La última modernidad

Muchas son las ideas que recibimos y en las que nos instalamos, como si fuesen algo definitivo e inalterable. Así ocurre con la idea de modernidad. En la conciencia de todos los hombres cultos del planeta está el convencimiento de que el proceso de la historia es una sucesión de modernidades.Quizá quienes practicaron y sobrellevaron la modernidad en otros tiempos -los romanos, por ejemplo, en tanto cuanto se sentían modernos respecto de los griegos- no tuviesen esta idea de la historia como sucesión de modernidades, pero a partir de la formación de la conciencia histórica o, para decirlo a la alemana, de la historicidad, ninguna persona culta duda de que a lo antiguo ha de contraponerse lo moderno, pues en otro caso no habría noción de la antigüedad en cuanto categoría históricocultural, sino sólo de pasado en cuanto concepto cronológico.

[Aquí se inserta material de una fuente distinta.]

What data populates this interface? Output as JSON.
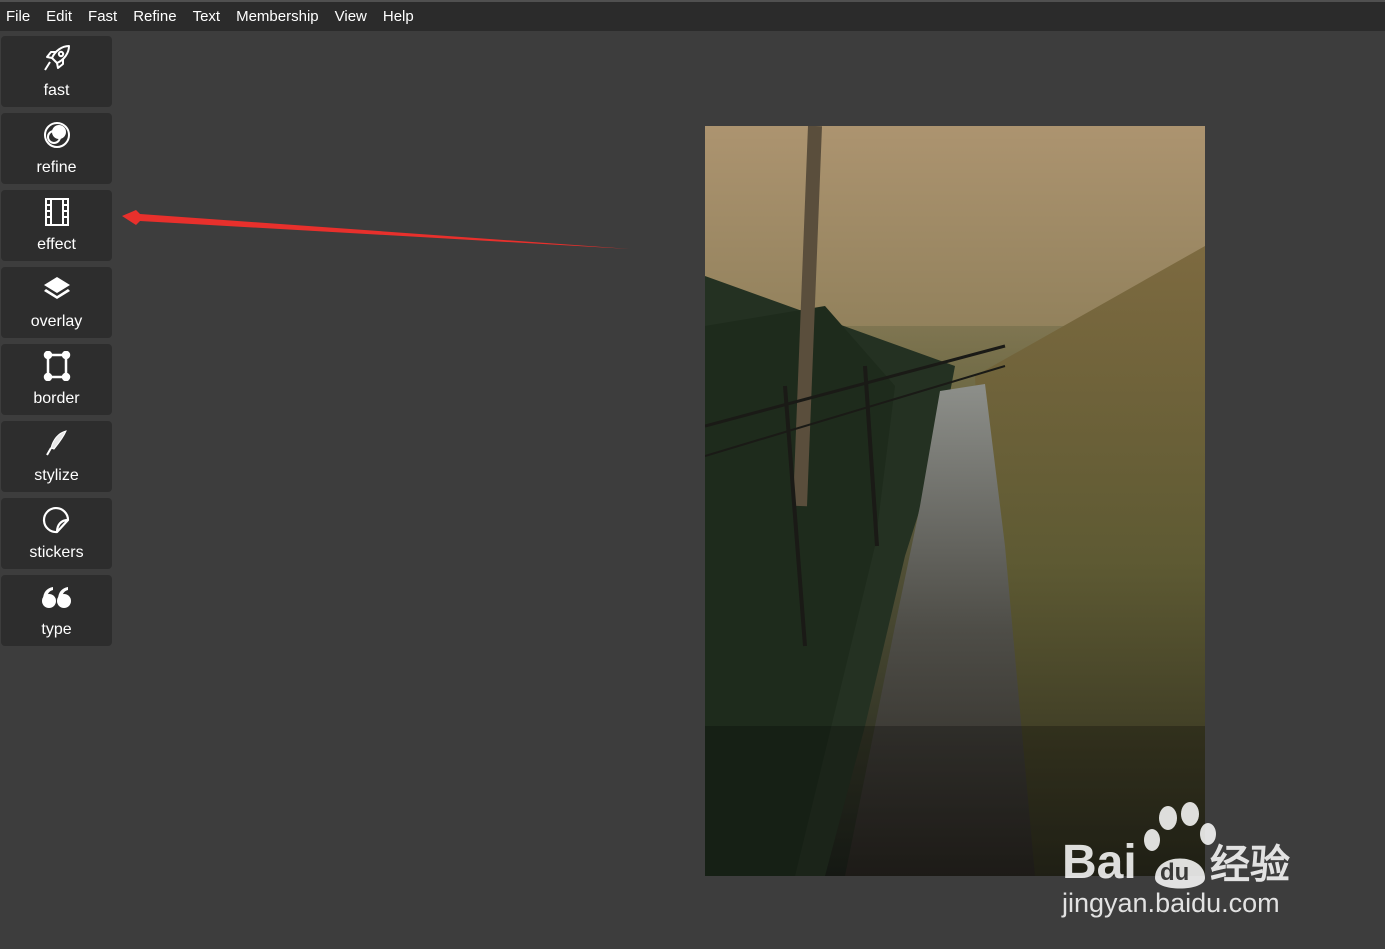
{
  "menu": [
    "File",
    "Edit",
    "Fast",
    "Refine",
    "Text",
    "Membership",
    "View",
    "Help"
  ],
  "tools": [
    {
      "label": "fast",
      "icon": "rocket-icon"
    },
    {
      "label": "refine",
      "icon": "refine-circles-icon"
    },
    {
      "label": "effect",
      "icon": "film-strip-icon"
    },
    {
      "label": "overlay",
      "icon": "layers-icon"
    },
    {
      "label": "border",
      "icon": "frame-icon"
    },
    {
      "label": "stylize",
      "icon": "feather-icon"
    },
    {
      "label": "stickers",
      "icon": "sticker-icon"
    },
    {
      "label": "type",
      "icon": "quote-icon"
    }
  ],
  "watermark": {
    "brand": "Bai",
    "brand2": "du",
    "cn": "经验",
    "url": "jingyan.baidu.com"
  },
  "colors": {
    "background": "#3d3d3d",
    "menubar": "#2b2b2b",
    "tool_button": "#2d2d2d",
    "arrow": "#e8302c"
  }
}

Sin modernidades no habría historia en tanto que dialéctica del espíritu objetivo.

Pero parece, y es idea de la que muchos procuran evadirse sin conseguirlo, que lo moderno se acaba para siempre. Quizá los nombres queden, pero designarán conceptos que expresaron otras ideas, porque moderno significa que lo antiguo se ha transformado de tal modo que el mundo y sus fundamentos se ven con ojos nuevos, o lo que es lo mismo, que un antiguo no podría ver lo que ve un moderno. Quiere decir esto que moderno es una categoría cultural de la que nos servimos para definir un segmento de la historia y que modernidad significa una nueva concepción cultural que expresa el cambio del propio proceso histórico.

El supuesto común y, si se quiere, la esperanza común, descansan en que las modernidades no se agotan. Sólo por modo hipotético, algunos anticipadoreshan imaginado una historia en que no habría antiguo y moderno, sólo ayer y hoy. Se trata de notables satíricos o parodiantes que han pretendido burlarse de sí mismos- matando su propia inquietud respecto de que los cambios se acabasen en cuanto transformación y modernidad.

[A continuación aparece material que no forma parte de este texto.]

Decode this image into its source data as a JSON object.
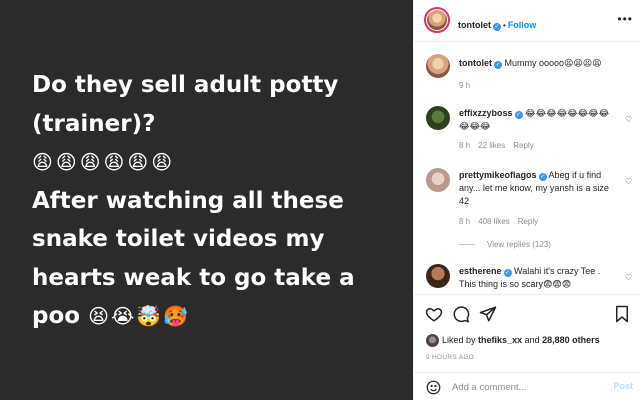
{
  "post": {
    "text_lines": [
      "Do they sell adult potty",
      "(trainer)?",
      "😩😩😩😩😩😩",
      "After watching all these",
      "snake toilet videos my",
      "hearts weak to go take a",
      "poo"
    ],
    "trailing_emojis": "😫😭🤯🥵"
  },
  "header": {
    "username": "tontolet",
    "dot": "•",
    "follow_label": "Follow",
    "more": "•••"
  },
  "comments": [
    {
      "username": "tontolet",
      "text": "Mummy ooooo😫😫😫😫",
      "time": "9 h"
    },
    {
      "username": "effixzzyboss",
      "text": "😂😂😂😂😂😂😂😂😂😂😂",
      "time": "8 h",
      "likes": "22 likes",
      "reply": "Reply"
    },
    {
      "username": "prettymikeoflagos",
      "text": "Abeg if u find any... let me know, my yansh is a size 42",
      "time": "8 h",
      "likes": "408 likes",
      "reply": "Reply",
      "view_replies": "View replies (123)"
    },
    {
      "username": "estherene",
      "text": "Walahi it's crazy Tee . This thing is so scary😨😨😨"
    }
  ],
  "likes": {
    "prefix": "Liked by",
    "user": "thefiks_xx",
    "middle": "and",
    "count": "28,880 others"
  },
  "time_ago": "9 HOURS AGO",
  "add_comment": {
    "placeholder": "Add a comment...",
    "post_label": "Post"
  },
  "icons": [
    "heart-icon",
    "comment-icon",
    "share-icon",
    "bookmark-icon",
    "smile-icon",
    "more-icon",
    "verified-icon"
  ],
  "colors": {
    "accent": "#0095f6",
    "verified": "#3897f0",
    "post_bg": "#2b2b2b"
  }
}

Pero, ¿cómo puede ser esto? ¿Cómo puede ser que la modernidad se acabe? Sencillamente dicho: si la historia se convierte en desarrollo, la historia muere como modernidad. Según el contenido de esta afirmación, desarrollo quiere decir continuación ininterrumpida desde el germen a la plenitud sin que aparezca la novedad si no es como resultado de la continuación. Dicho en otras palabras, desarrollo significa la exclusión de la categoría salto cualitativo del proceso histórico y del salto mismo como un hecho. Hegel prestó especial atención a la idea de salto- y Marx entendió, con singular clarividencia, que la conciencia del salto cualitativo era la conciencia de lo nuevo, y que esto implicaba la idea general de modernidad. Ser moderno es tener conciencia del salto histórico.

Desde supuestos meramente intelectuales, moderno, decíamos al principio, equivale a ver con ojos nuevos tanto lo que ha sido como lo que es, y la conciencia que acompaña a esta nueva visión es la conciencia de la modernidad, sobre la que no se ha reflexionado, a mi juicio, bastante.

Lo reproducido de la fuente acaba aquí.